En tant que sportive, je n’ai pas forcément de légitimité à donner un conseil là-dessus. En revanche, dans les faits, ce que je vois c’est que de nombreux sportifs de haut niveau sont des adeptes de yoga, de méditation. Cette approche basée sur la respiration contribue très fortement à la performance du sportif. Sur la Haute Route, une jeune femme me confiait qu’elle avait le sentiment que sa pratique intensive du yoga lui avait permis de compenser une pratique insuffisante dans l’entraînement sportif. Et je ne suis pas certaine que les féminines soient plus réceptives que les hommes à ce sujet.
Tu interviens aussi auprès d’athlètes de haut niveau, notamment des coureurs pros, est-on dans un autre univers au niveau des chaînes musculaires ?

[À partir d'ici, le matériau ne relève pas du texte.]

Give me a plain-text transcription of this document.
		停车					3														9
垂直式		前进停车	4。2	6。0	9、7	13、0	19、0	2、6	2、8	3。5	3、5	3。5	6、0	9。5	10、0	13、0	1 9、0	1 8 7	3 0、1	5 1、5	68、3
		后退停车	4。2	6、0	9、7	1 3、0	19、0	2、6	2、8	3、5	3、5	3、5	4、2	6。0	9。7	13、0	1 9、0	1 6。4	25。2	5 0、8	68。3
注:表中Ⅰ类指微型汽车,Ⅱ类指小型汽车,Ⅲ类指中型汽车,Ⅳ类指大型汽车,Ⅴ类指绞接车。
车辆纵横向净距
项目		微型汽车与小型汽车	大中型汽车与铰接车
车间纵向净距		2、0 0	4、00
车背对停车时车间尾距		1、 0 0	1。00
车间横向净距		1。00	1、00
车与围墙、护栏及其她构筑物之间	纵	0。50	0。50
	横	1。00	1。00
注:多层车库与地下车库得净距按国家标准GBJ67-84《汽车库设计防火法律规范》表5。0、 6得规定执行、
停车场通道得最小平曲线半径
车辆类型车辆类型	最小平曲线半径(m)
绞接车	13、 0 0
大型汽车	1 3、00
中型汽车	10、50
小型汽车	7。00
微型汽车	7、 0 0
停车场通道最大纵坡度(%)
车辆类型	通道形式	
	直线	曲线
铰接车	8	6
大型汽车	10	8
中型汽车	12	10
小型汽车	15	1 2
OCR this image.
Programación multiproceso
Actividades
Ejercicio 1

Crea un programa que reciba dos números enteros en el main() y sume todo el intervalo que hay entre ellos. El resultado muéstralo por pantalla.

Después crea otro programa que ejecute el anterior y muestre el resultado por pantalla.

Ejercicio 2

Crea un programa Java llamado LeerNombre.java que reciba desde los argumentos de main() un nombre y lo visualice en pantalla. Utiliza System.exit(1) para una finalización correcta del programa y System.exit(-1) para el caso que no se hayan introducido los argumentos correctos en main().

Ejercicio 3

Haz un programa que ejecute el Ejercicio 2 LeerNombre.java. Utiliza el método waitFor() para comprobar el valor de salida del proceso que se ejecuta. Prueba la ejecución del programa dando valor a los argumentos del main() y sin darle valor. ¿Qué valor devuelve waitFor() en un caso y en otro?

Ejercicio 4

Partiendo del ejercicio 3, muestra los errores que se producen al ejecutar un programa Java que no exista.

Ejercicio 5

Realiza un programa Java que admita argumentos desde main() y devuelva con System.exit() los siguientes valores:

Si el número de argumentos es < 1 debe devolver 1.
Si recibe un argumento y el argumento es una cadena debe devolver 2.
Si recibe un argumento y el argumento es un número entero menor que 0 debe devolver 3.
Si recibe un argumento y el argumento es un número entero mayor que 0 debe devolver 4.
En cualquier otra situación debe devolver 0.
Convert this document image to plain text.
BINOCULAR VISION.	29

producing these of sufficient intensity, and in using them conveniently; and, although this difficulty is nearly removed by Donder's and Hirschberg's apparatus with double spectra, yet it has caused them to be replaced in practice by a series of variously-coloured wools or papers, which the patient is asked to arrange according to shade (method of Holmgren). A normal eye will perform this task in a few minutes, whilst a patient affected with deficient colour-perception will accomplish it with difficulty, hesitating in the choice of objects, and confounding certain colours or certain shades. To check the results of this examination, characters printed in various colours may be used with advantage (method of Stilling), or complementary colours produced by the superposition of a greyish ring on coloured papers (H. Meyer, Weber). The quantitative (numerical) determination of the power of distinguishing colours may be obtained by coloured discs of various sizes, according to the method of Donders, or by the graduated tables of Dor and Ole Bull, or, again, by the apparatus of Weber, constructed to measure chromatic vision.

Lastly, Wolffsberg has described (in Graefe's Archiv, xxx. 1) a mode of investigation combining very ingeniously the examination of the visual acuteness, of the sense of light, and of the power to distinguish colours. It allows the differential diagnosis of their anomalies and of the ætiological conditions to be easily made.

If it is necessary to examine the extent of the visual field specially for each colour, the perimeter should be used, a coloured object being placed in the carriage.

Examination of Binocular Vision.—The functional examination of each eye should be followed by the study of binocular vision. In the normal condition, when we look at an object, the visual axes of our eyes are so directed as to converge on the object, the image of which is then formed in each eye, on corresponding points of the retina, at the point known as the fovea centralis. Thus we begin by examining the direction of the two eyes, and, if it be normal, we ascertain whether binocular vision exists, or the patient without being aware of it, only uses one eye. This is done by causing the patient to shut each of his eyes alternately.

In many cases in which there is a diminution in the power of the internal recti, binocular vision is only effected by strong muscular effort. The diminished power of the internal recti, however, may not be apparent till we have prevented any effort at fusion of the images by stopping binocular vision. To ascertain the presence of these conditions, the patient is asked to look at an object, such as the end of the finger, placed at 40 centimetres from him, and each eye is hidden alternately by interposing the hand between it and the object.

Rares sont les sportifs de haut niveau qui ne s’intéressent pas à leur outil de travail, c’est donc plus dans la connaissance de leur corps que la différence intervient. Avec eux, on est plus dans du réglage micrométrique. Même dans un geste aussi anodin que du massage, on est dans un ajustement assez fin entre le praticien et l’athlète. Et quand ça fonctionne, on devient un peu le talisman.
Tu es maman, comment parviens-tu à trouver ton équilibre de vie entre tes déplacements professionnels et ta vie de femme ?
Toutes les mamans qui travaillent connaissent ça et d’autres ont des vies beaucoup plus compliquées. J’avais déjà une activité professionnelle qui m’éloignait de la maison plusieurs mois par an. C’est un équilibre familial. J’ai la chance d’avoir un mari très contributif et heureux que je fasse le métier qui me plaise. Et c’est pareil pour les sportives. C’est l’équilibre familial et psychologique qui fait qu’un sportif va réussir dans sa carrière, qu’il va être encouragé et non détruit en tant qu’enfant, qu’il va performer et non se battre en tant qu’adulte, et qu’il va se reconvertir et être heureux après sa carrière.